Опять все замолчали. Только соловей пощелкивал своим маленьким горлышком да лягушки радовались, словно бы на долю их выпало великое счастие. Да оно и правда: счастье неведения – великое счастье, хоть и жалко оно для ведающих…
Тихо. Всех окутала ночь. Всех взяла дума раздумчивая, даже запорожцу что-то вспомнилось… И не сразу услышали они чьи-то шаги и шепот:
– Ластушка моя… лебедушка белая… постой…
– Ох, Ванюшка… страшно мне… пусти…
Да, слышится вблизи где-то шепот: два голоса – мужской и женский.
– Золотцо мое червонное… жемчужинка моя перекатная… жди меня… дай мне с Москвы повернуться…
– Ох, Ваня… Ванюшка… соколик…
Треня вздрогнул, прислушиваясь. Шепот смолк. Слышны были неясные звуки, словно бы сыпалось просо на просо…

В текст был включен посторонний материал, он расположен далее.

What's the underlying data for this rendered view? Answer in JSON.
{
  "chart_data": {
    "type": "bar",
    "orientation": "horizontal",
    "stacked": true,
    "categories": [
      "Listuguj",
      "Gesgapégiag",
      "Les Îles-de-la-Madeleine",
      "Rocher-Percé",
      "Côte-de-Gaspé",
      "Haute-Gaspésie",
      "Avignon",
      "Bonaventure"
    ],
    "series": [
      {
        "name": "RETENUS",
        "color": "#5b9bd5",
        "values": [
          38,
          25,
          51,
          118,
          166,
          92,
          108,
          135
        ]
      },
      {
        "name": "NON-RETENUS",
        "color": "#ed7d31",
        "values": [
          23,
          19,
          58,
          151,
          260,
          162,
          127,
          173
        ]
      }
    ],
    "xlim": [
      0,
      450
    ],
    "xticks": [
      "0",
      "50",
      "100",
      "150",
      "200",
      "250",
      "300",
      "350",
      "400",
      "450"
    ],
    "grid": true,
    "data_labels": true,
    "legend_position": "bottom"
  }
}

– Это Заруцков! Его голос. С кем он там?..
На другой день в Усть-Медведицу пришли вести, что Корела, возвращаясь с войском из ногайских улусов, куда он ходил для наказания ногаев за нападение на Черкасск, находится уже в небольшом расстоянии от Усть-Медведицы. Слышно было, что Корела идет с большою добычею.
И станица, и табор казацкий оживились. На майдане, у станичной избы, где обыкновенно собирается казацкий круг, толкались и старые станичники, и походные казаки, и «выростки», и «малолетки». Казачки бродили с детьми – грудными на руках и с целыми стаями у подолов. На лицах ожидание и беспокойство: кто-то воротится жив-здоров с золотой казной, с добычею? О ком принесут весточку черную, слово мертвое? Девушки убраны, принаряжены: либо мил сердечный друг со походного седелечка глазком накинет соколиным, либо девичьим глазынькам по милом дружке плакати…
Тут же бурлит и юное поколение будущих девичьих зазнобушек. Греется на солнышке и ветхая, столетняя старость. Концы и начала двух столетий сошлись на майдане посмотреть друг на друга: прошлое столетие едва ползает от старости, новое столетие едва ползает от младости. Отцы и дети – посередине майдана: это деятели, это их место. Деды и бабушки с внучками и правнучками – по краям майдана: это деятели, или бывшие, или будущие.
Ветхий, матерой, столетний атаманушка Заруцкий, или попросту «дедушка Зарука», дед атамана Ивашки Заруцкого, сидит на солнышке, на завалинке станичной избы, и с любовью смотрит на молодых казаков, шумящих на майдане. Все сыновья его полегли в поле, остались только внуки. А любимый внучек, молокосос Иванушка, уж и в атаманье попал – из молодых, да ранний.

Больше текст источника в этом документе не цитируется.